Fiber dispersion is divided into material dispersion, waveguide dispersion and modal dispersion. The first two kinds of dispersion are caused by the signal not being a single frequency, and the latter kind of dispersion is caused by the signal being not a single mode. The signal is not a single mode will cause mode dispersion.

Single-mode fiber has only one fundamental mode, so there is only material dispersion and waveguide dispersion, and no modal dispersion. The multimode fiber has inter-mode dispersion. The dispersion of the optical fiber not only affects the transmission capacity of the optical fiber, but also limits the relay distance of the optical fiber communication system.

Single mode fiber

Single-mode fiber (Single Mode Fiber), light enters the fiber at a specific incident angle, and full emission occurs between the fiber and the cladding. When the diameter is shortened, only one direction of light is allowed to pass through, that is, a single-mode fiber; The central glass core of the mode fiber is very thin, the core diameter is generally 8.5 or 9.5 μm, and it works at 1310 and 1550 nm wavelengths.

Multimode fiber

Multi-mode fiber (Multi Mode Fiber) is a fiber that allows multiple guided mode transmission. The core diameter of a multimode fiber is generally 50μm/62.5μm. Because the core diameter of a multimode fiber is relatively large, it can allow different modes of light to be transmitted on one fiber. The standard wavelengths of multimode are 850nm and 1300nm respectively. There is also a new multimode fiber standard called WBMMF (Wideband Multimode Fiber), which uses wavelengths between 850nm and 953nm.

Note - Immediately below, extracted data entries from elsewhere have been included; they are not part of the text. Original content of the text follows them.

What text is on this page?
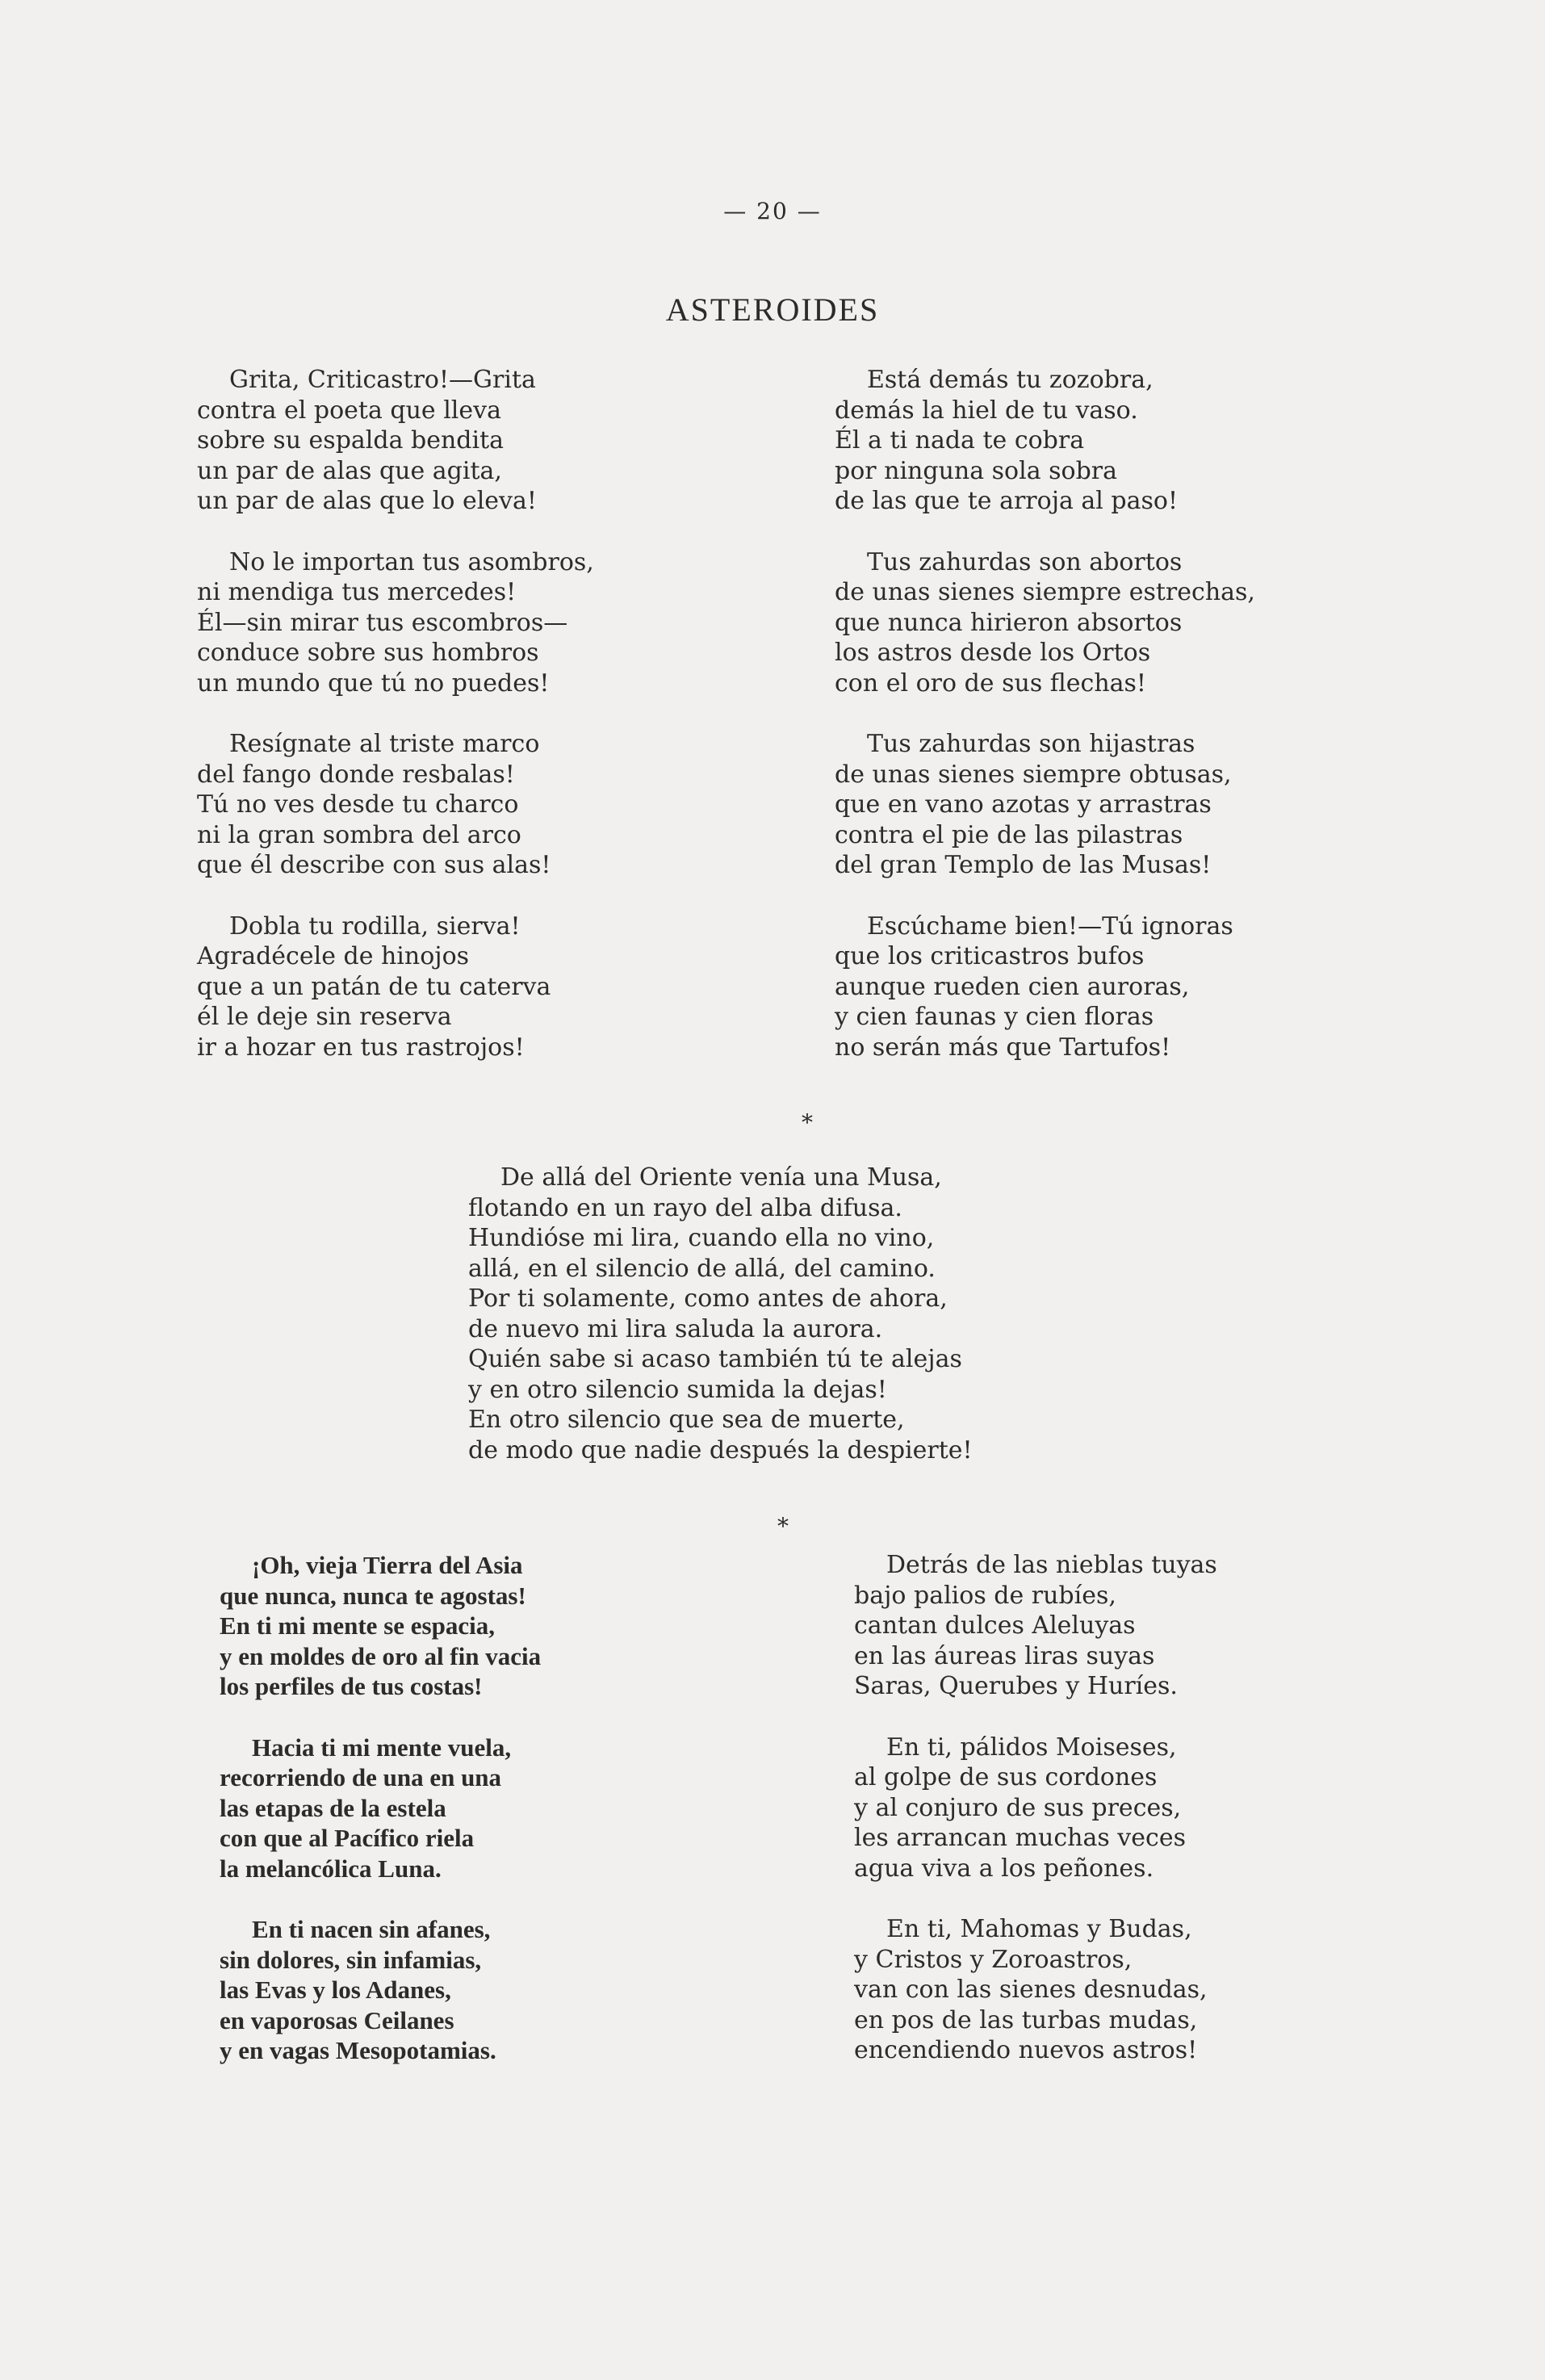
— 20 —
ASTEROIDES
Grita, Criticastro!—Grita
contra el poeta que lleva
sobre su espalda bendita
un par de alas que agita,
un par de alas que lo eleva!
No le importan tus asombros,
ni mendiga tus mercedes!
Él—sin mirar tus escombros—
conduce sobre sus hombros
un mundo que tú no puedes!
Resígnate al triste marco
del fango donde resbalas!
Tú no ves desde tu charco
ni la gran sombra del arco
que él describe con sus alas!
Dobla tu rodilla, sierva!
Agradécele de hinojos
que a un patán de tu caterva
él le deje sin reserva
ir a hozar en tus rastrojos!
Está demás tu zozobra,
demás la hiel de tu vaso.
Él a ti nada te cobra
por ninguna sola sobra
de las que te arroja al paso!
Tus zahurdas son abortos
de unas sienes siempre estrechas,
que nunca hirieron absortos
los astros desde los Ortos
con el oro de sus flechas!
Tus zahurdas son hijastras
de unas sienes siempre obtusas,
que en vano azotas y arrastras
contra el pie de las pilastras
del gran Templo de las Musas!
Escúchame bien!—Tú ignoras
que los criticastros bufos
aunque rueden cien auroras,
y cien faunas y cien floras
no serán más que Tartufos!
*
De allá del Oriente venía una Musa,
flotando en un rayo del alba difusa.
Hundióse mi lira, cuando ella no vino,
allá, en el silencio de allá, del camino.
Por ti solamente, como antes de ahora,
de nuevo mi lira saluda la aurora.
Quién sabe si acaso también tú te alejas
y en otro silencio sumida la dejas!
En otro silencio que sea de muerte,
de modo que nadie después la despierte!
*
¡Oh, vieja Tierra del Asia
que nunca, nunca te agostas!
En ti mi mente se espacia,
y en moldes de oro al fin vacia
los perfiles de tus costas!
Hacia ti mi mente vuela,
recorriendo de una en una
las etapas de la estela
con que al Pacífico riela
la melancólica Luna.
En ti nacen sin afanes,
sin dolores, sin infamias,
las Evas y los Adanes,
en vaporosas Ceilanes
y en vagas Mesopotamias.
Detrás de las nieblas tuyas
bajo palios de rubíes,
cantan dulces Aleluyas
en las áureas liras suyas
Saras, Querubes y Huríes.
En ti, pálidos Moiseses,
al golpe de sus cordones
y al conjuro de sus preces,
les arrancan muchas veces
agua viva a los peñones.
En ti, Mahomas y Budas,
y Cristos y Zoroastros,
van con las sienes desnudas,
en pos de las turbas mudas,
encendiendo nuevos astros!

Both single-mode fiber and multi-mode fiber have a cladding diameter of 125 μm.

Single-mode fiber or multi-mode fiber?

Transmission distance

The smaller diameter of the single-mode fiber makes the reflection tighter, allowing only one mode of light to travel, so that the optical signal can travel farther. As the light passes through the core, the amount of light reflections decreases, reducing attenuation and causing further signal propagation. Because it has no inter-mode dispersion or small inter-mode dispersion, single-mode fiber can transmit 40 kilometers or more without affecting the signal. Therefore, single-mode fiber is generally used for long-distance data transmission and is widely used in telecommunications companies and cable TV providers and universities, etc.

Multimode fiber has a larger diameter core and can transmit light in multiple modes. In multi-mode transmission, due to the larger core size, the inter-mode dispersion is larger, that is, the optical signal “spreads” faster. The signal quality will be reduced during long-distance transmission, so multi-mode fiber is usually used for short-distance, audio/video applications and local area networks (LANs), and OM3/OM4/OM5 multi-mode fiber can support high-speed data transmission.

Bandwidth, capacity

Bandwidth is defined as the ability to carry information. The main factor that affects the width of the optical fiber transmission band is various dispersions, of which modal dispersion is the most important. The dispersion of single-mode fiber is small, so it can transmit light in a wide frequency band for a long distance. Since multi-mode fiber will produce interference, interference and other complex problems, it is not as good as single-mode fiber in bandwidth and capacity. The latest generation of multi-mode fiber bandwidth OM5 is set to 28000MHz/km, while the single-mode fiber bandwidth is much larger.